APA - Austria Presse Agentur

Zwischen "Zuckerpuppe" und "Pigalle": Bill Ramsey wird 90

Da ist die "Zuckerpuppe" oder das "Pigalle", die "große Mausefalle", und natürlich das "Ohne Krimi geht die Mimi nie ins Bett": Wer diese Liedtitel hört, denkt auch 60 Jahre nach ihrer Veröffentlichung an einen etwas überdrehten Sänger mit einem nie abgelegten amerikanischen Akzent. Bill Ramsey war der US-deutsche Star der Wirtschaftswunderzeit und darüber hinaus. Am Samstag wird er 90 Jahre alt.

Ramsey musste sich gesundheitsbedingt vor einigen Jahren aus der Öffentlichkeit zurückziehen, nachdem er noch bis ins hohe Alter Schaffenskraft für seine Leidenschaften Jazz und Blues gezeigt hatte. Am 1. März 2019 lief zuletzt seine Radiosendung "Swingtime", die er über 30 Jahre im Hessischen Rundfunk moderierte. Im Juli 2018 fand sein letztes Konzert in Darmstadt statt. Kurz danach machte der seit langem mit seiner vierten Frau in Hamburg lebende Ramsey eine Parkinson-Erkrankung öffentlich.
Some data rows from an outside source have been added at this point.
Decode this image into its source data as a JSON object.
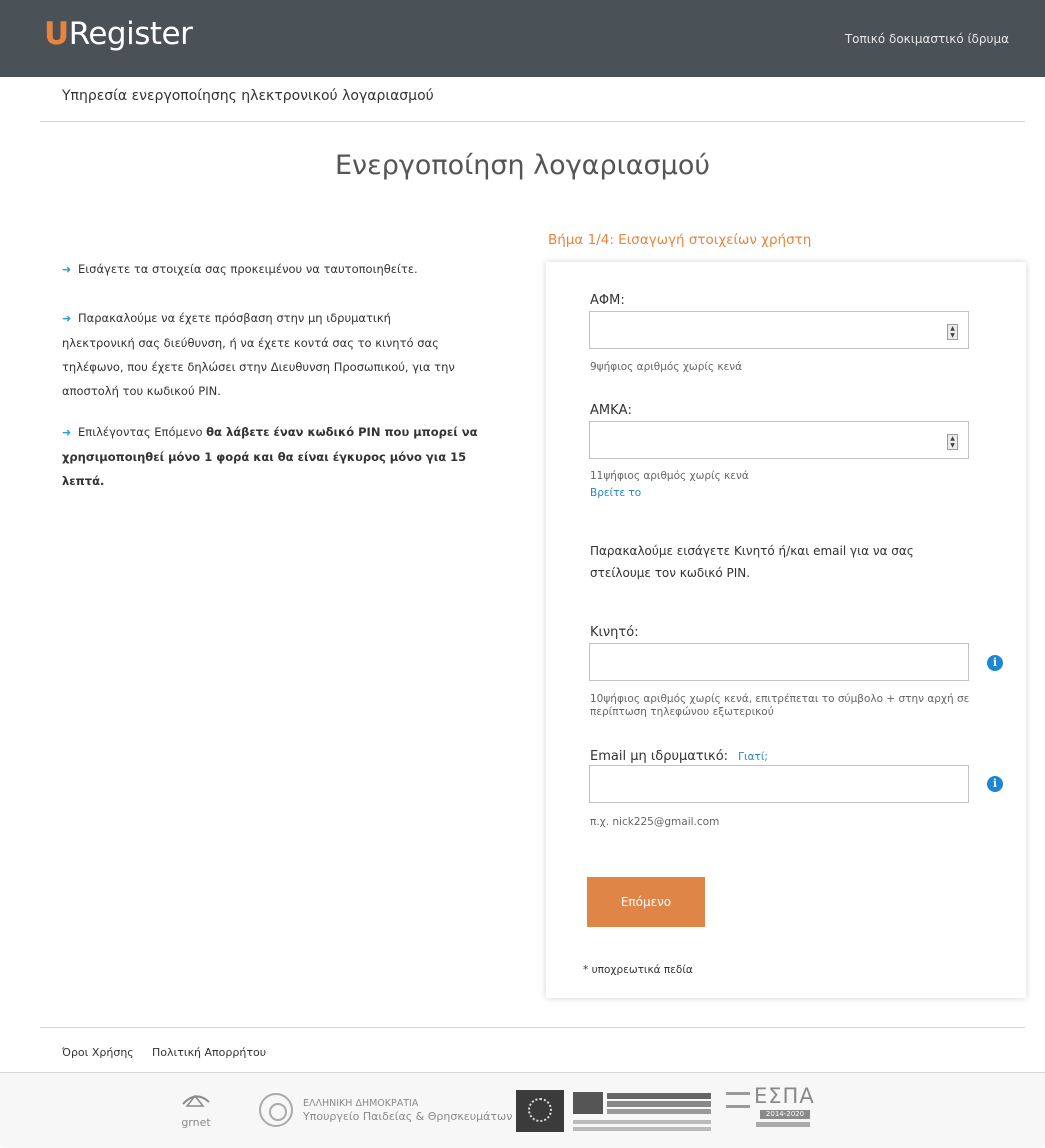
{
  "header": {
    "logo_u": "U",
    "logo_rest": "Register",
    "institution": "Τοπικό δοκιμαστικό ίδρυμα"
  },
  "service_title": "Υπηρεσία ενεργοποίησης ηλεκτρονικού λογαριασμού",
  "page_title": "Ενεργοποίηση λογαριασμού",
  "info": {
    "p1": "Εισάγετε τα στοιχεία σας προκειμένου να ταυτοποιηθείτε.",
    "p2": "Παρακαλούμε να έχετε πρόσβαση στην μη ιδρυματική ηλεκτρονική σας διεύθυνση, ή να έχετε κοντά σας το κινητό σας τηλέφωνο, που έχετε δηλώσει στην Διευθυνση Προσωπικού, για την αποστολή του κωδικού PIN.",
    "p3_prefix": "Επιλέγοντας Επόμενο ",
    "p3_bold": "θα λάβετε έναν κωδικό PIN που μπορεί να χρησιμοποιηθεί μόνο 1 φορά και θα είναι έγκυρος μόνο για 15 λεπτά."
  },
  "step_title": "Βήμα 1/4: Εισαγωγή στοιχείων χρήστη",
  "form": {
    "afm_label": "ΑΦΜ:",
    "afm_value": "",
    "afm_hint": "9ψήφιος αριθμός χωρίς κενά",
    "amka_label": "ΑΜΚΑ:",
    "amka_value": "",
    "amka_hint": "11ψήφιος αριθμός χωρίς κενά",
    "amka_find_link": "Βρείτε το",
    "notice": "Παρακαλούμε εισάγετε Κινητό ή/και email για να σας στείλουμε τον κωδικό PIN.",
    "mobile_label": "Κινητό:",
    "mobile_value": "",
    "mobile_hint": "10ψήφιος αριθμός χωρίς κενά, επιτρέπεται το σύμβολο + στην αρχή σε περίπτωση τηλεφώνου εξωτερικού",
    "email_label": "Email μη ιδρυματικό:",
    "email_why_link": "Γιατί;",
    "email_value": "",
    "email_hint": "π.χ. nick225@gmail.com",
    "next_button": "Επόμενο",
    "required_note": "* υποχρεωτικά πεδία"
  },
  "footer": {
    "terms": "Όροι Χρήσης",
    "privacy": "Πολιτική Απορρήτου"
  },
  "logos": {
    "grnet": "grnet",
    "gov_line1": "ΕΛΛΗΝΙΚΗ ΔΗΜΟΚΡΑΤΙΑ",
    "gov_line2": "Υπουργείο Παιδείας & Θρησκευμάτων",
    "espa": "ΕΣΠΑ",
    "espa_years": "2014-2020"
  },
  "colors": {
    "topbar": "#4a5157",
    "accent": "#e8843c",
    "button": "#e08548",
    "link": "#2a86c7",
    "info_icon": "#1c87d6"
  }
}
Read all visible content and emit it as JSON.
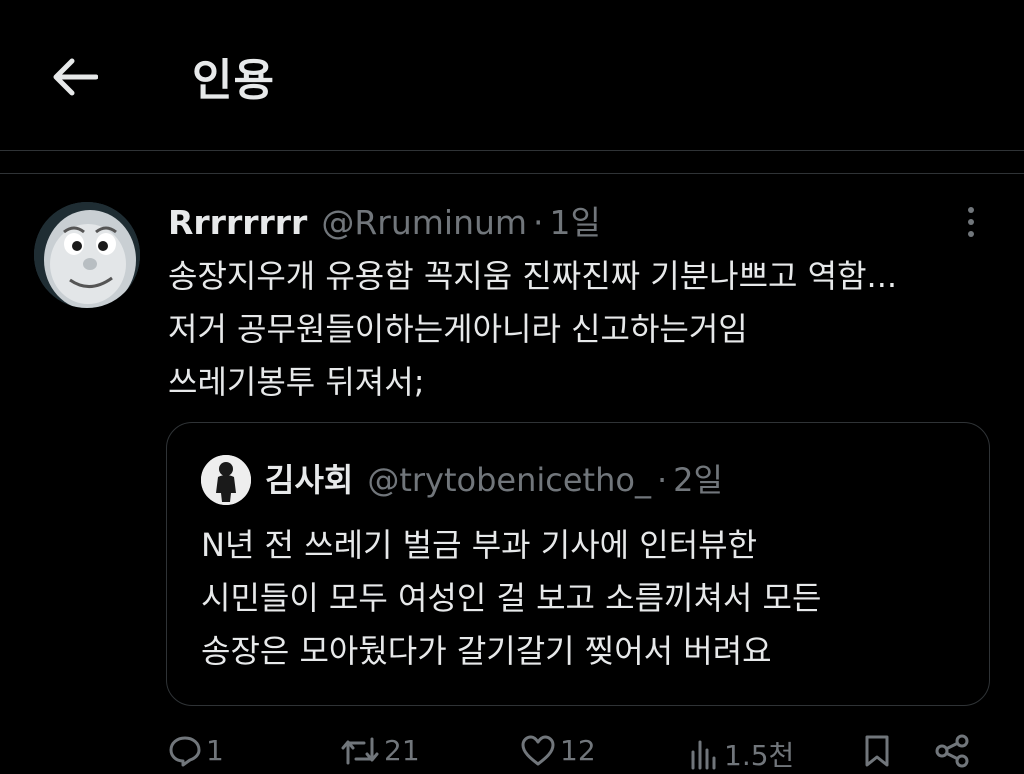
{
  "header": {
    "title": "인용"
  },
  "tweet": {
    "display_name": "Rrrrrrrr",
    "handle": "@Rruminum",
    "separator": "·",
    "time": "1일",
    "lines": [
      "송장지우개 유용함 꼭지움 진짜진짜 기분나쁘고 역함...",
      "저거 공무원들이하는게아니라 신고하는거임",
      "쓰레기봉투 뒤져서;"
    ]
  },
  "quote": {
    "display_name": "김사회",
    "handle": "@trytobenicetho_",
    "separator": "·",
    "time": "2일",
    "lines": [
      "N년 전 쓰레기 벌금 부과 기사에 인터뷰한",
      "시민들이 모두 여성인 걸 보고 소름끼쳐서 모든",
      "송장은 모아뒀다가 갈기갈기 찢어서 버려요"
    ]
  },
  "actions": {
    "replies": "1",
    "reposts": "21",
    "likes": "12",
    "views": "1.5천"
  },
  "icons": {
    "back": "arrow-left-icon",
    "more": "more-vertical-icon",
    "reply": "reply-icon",
    "repost": "repost-icon",
    "like": "heart-icon",
    "views": "views-icon",
    "bookmark": "bookmark-icon",
    "share": "share-icon"
  },
  "colors": {
    "background": "#000000",
    "text": "#e7e9ea",
    "muted": "#71767b",
    "border": "#2f3336"
  }
}
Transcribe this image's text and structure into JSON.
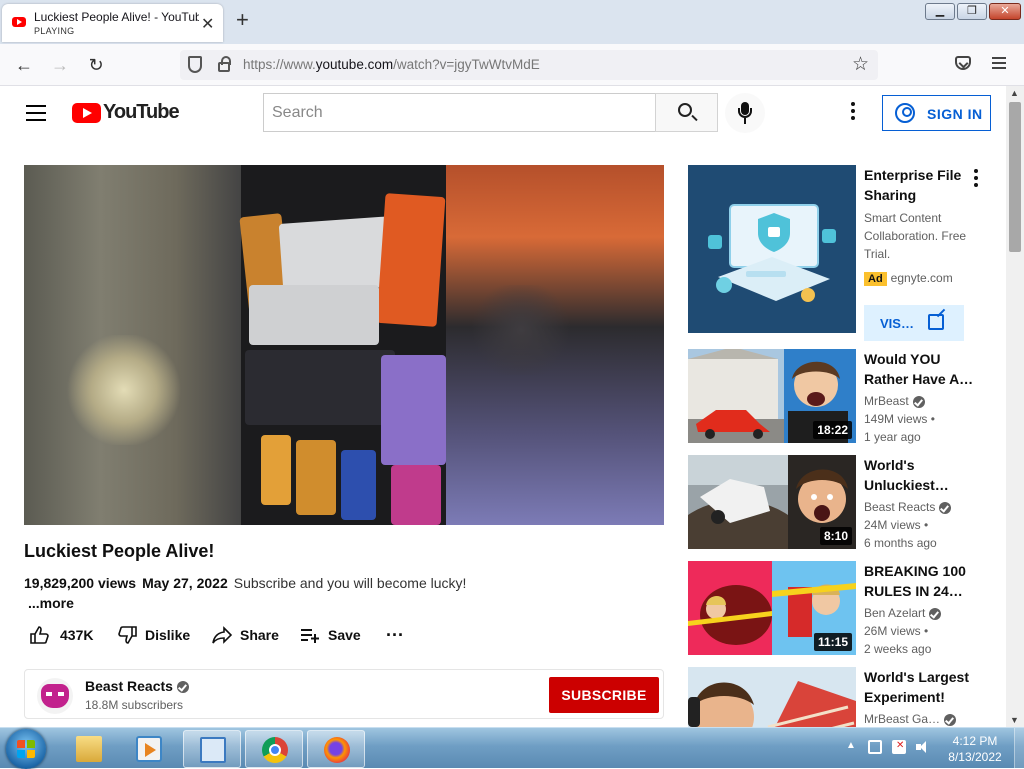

Geboren wurde Ramsey am 17. April 1931 in Cincinnati im US-Staat Ohio. Die Mutter war Lehrerin, der Vater machte Öffentlichkeitsarbeit für einen US-Konzern. Das führte auch dazu, dass der kleine Bill bereits mit acht Jahren für Backfett Werbung machte.

Mit der Musik kam Ramsey in seiner damals vor allem für Blues-Produktionen bekannten Heimatstadt wie von selbst in Berührung. Als die Jazzlegende Ella Fitzgerald ihn singen hörte, habe sie die Augen geschlossen, erzählte Ramsey später gern. "Wer Dich nur hört, denkt, Du bist schwarz", habe sie ihm dann gesagt.

Ob er womöglich in den USA bei so viel Zuspruch eine noch größere Karriere gemacht hätte? Doch führten ihn die Wirrungen der Nachkriegszeit nach Deutschland. Ramsey wurde von der US-Armee eingezogen und kam 1952 als junger GI nach Frankfurt. Dort konnte sich Ramsey bald beim US-Militärsender AFN als Chefproduzent ganz der Musik widmen.

Im Frankfurter Jazzkeller begegnete er 1954 Heinz Gietz, einem führenden deutschen Musikkomponisten und Produzenten. Gietz brachte Ramsey zunächst beim Film unter, wo er in mehr als 20 Streifen mitspielte. 1957 dann fragte Gietz Ramsey, ob er eine Platte machen wolle. Bei der Frage "Willst du Rock 'n' Roll oder lieber was Lustiges singen?" entschied sich Ramsey für das Lustige.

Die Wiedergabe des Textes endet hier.